On using read-net-from-repo, you retrieve three variables:

net, which is an OpenCV object ready to be acted upon
opt, are read from a custom edn file, and can be used to tweak runs of the network
labels, i still can’t believe it is sometimes so hard to find which labels were used when training this or this network, so sometimes the output does not even makes sense.

Ok, so we loaded the network, and then threaded the result of the network run onto blue-boxes!.. You can write your own blue-boxes, indeed, the function is simply looping (doseq in clojure ..) over the results and drawing a blue rectangle along with adding the label and the confidence, as is usually done. You can of course set a color of your choice depending on the label quite easily with a map or something.

(defn blue-boxes! [result labels]
  (let [img (first result) detected (second result)]
  (doseq [{confidence :confidence label :label box :box} detected]
    (put-text! img (str (nth labels label) "[" confidence " %]") 
       (new-point (double (.-x box)) (double (.-y box))) 
       FONT_HERSHEY_PLAIN 2 
       (new-scalar 255 0 0))
    (rectangle img box (new-scalar 255 0 0) 2))
  img))

Running a DNN network on a webcam

If you been using origami to do stream processing before, you realize it is quite easy to plug-in the object detection on an image, as was done above, directly on the mat read from the video stream.

Cutting out the imports, the snippet below is enough to do object detections on a video stream:

(let [[net _ labels] (origami-dnn/read-net-from-repo "networks.yolo:yolov3-tiny:1.0.0")]
    (u/simple-cam-window
    {:frame {:fps true} :video {:device 0}}
     (fn [buffer]
       (-> buffer 
             (yolo/find-objects net) 
             (d/blue-boxes! labels) ))))

Note that we just plugged in the u/simple-cam-window to retrieve the stream and have access to a Mat object, here named buffer. We then apply the same find-objects and blue-boxes! functions.

Other packaged networks

Some of the other ready to use networks are listed below, you can just cut and replace the one used in the examples above …

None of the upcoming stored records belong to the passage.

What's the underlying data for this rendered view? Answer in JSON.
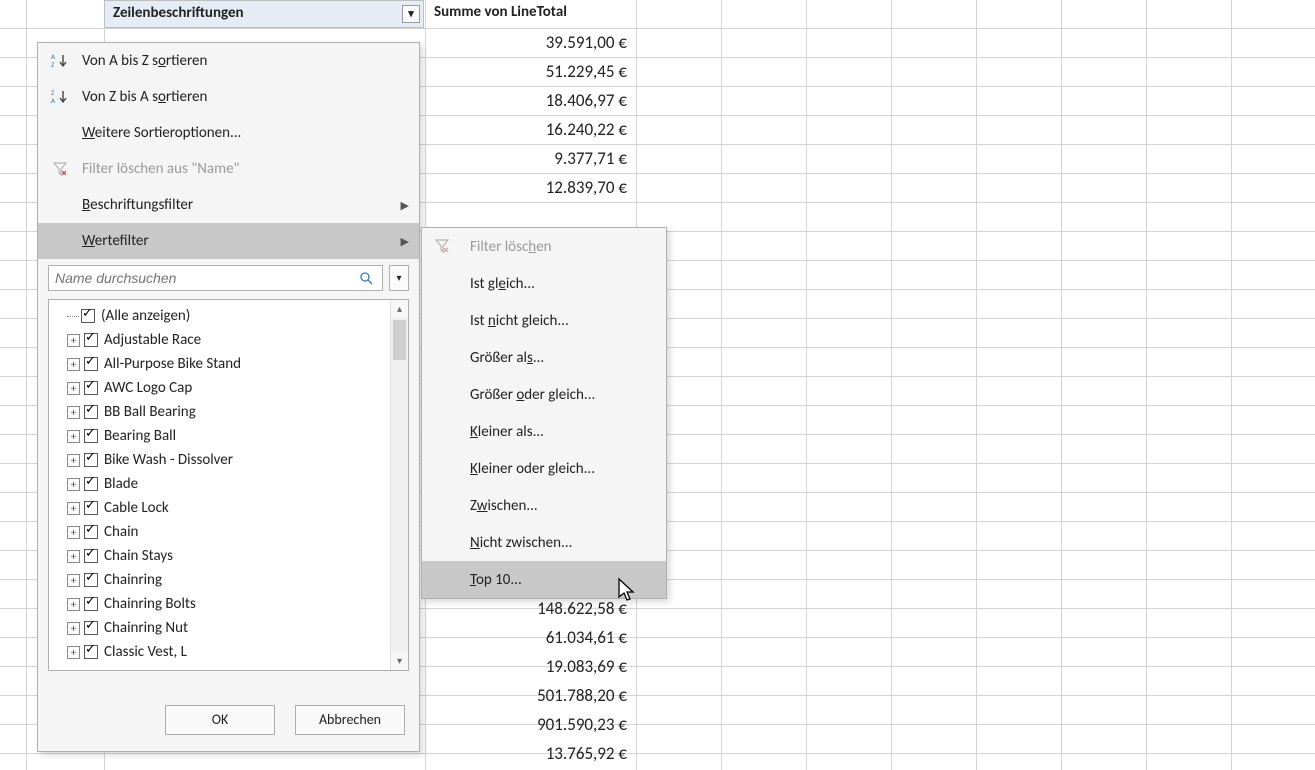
{
  "pivot": {
    "row_header": "Zeilenbeschriftungen",
    "value_header": "Summe von LineTotal",
    "values_before": [
      "39.591,00 €",
      "51.229,45 €",
      "18.406,97 €",
      "16.240,22 €",
      "9.377,71 €",
      "12.839,70 €"
    ],
    "values_after": [
      "148.622,58 €",
      "61.034,61 €",
      "19.083,69 €",
      "501.788,20 €",
      "901.590,23 €",
      "13.765,92 €"
    ]
  },
  "dropdown": {
    "sort_asc": "Von A bis Z sortieren",
    "sort_desc": "Von Z bis A sortieren",
    "more_sort": "Weitere Sortieroptionen...",
    "clear_filter": "Filter löschen aus \"Name\"",
    "label_filter": "Beschriftungsfilter",
    "value_filter": "Wertefilter",
    "search_placeholder": "Name durchsuchen",
    "ok": "OK",
    "cancel": "Abbrechen"
  },
  "tree": {
    "select_all": "(Alle anzeigen)",
    "items": [
      "Adjustable Race",
      "All-Purpose Bike Stand",
      "AWC Logo Cap",
      "BB Ball Bearing",
      "Bearing Ball",
      "Bike Wash - Dissolver",
      "Blade",
      "Cable Lock",
      "Chain",
      "Chain Stays",
      "Chainring",
      "Chainring Bolts",
      "Chainring Nut",
      "Classic Vest, L"
    ]
  },
  "submenu": {
    "clear": "Filter löschen",
    "eq": "Ist gleich...",
    "neq": "Ist nicht gleich...",
    "gt": "Größer als...",
    "gte": "Größer oder gleich...",
    "lt": "Kleiner als...",
    "lte": "Kleiner oder gleich...",
    "between": "Zwischen...",
    "not_between": "Nicht zwischen...",
    "top10": "Top 10..."
  }
}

Network Descriptor	Comments
networks.yolo:yolov3-tiny:1.0.0	Yolo v3 tiny
networks.yolo:yolov3:1.0.0	Yolo v3
networks.yolo:yolov2:1.0.0	Yolo v2
networks.yolo:yolov2-tiny:1.0.0	Yolo v2 tiny
networks.caffe:places365:1.0.0	Reconize places
networks.caffe:convnet-gender:1.0.0	Reconize gender
networks.caffe:convnet-age:1.0.0	Reconize Age

places365, convnet’s gender and convnet’s age, need slightly different functions to use the return values of the network, so you can have a look. In general, more demos are available should you want to try and plug in your own. Looking forward to here your feedback and what you detected with origami-dnn.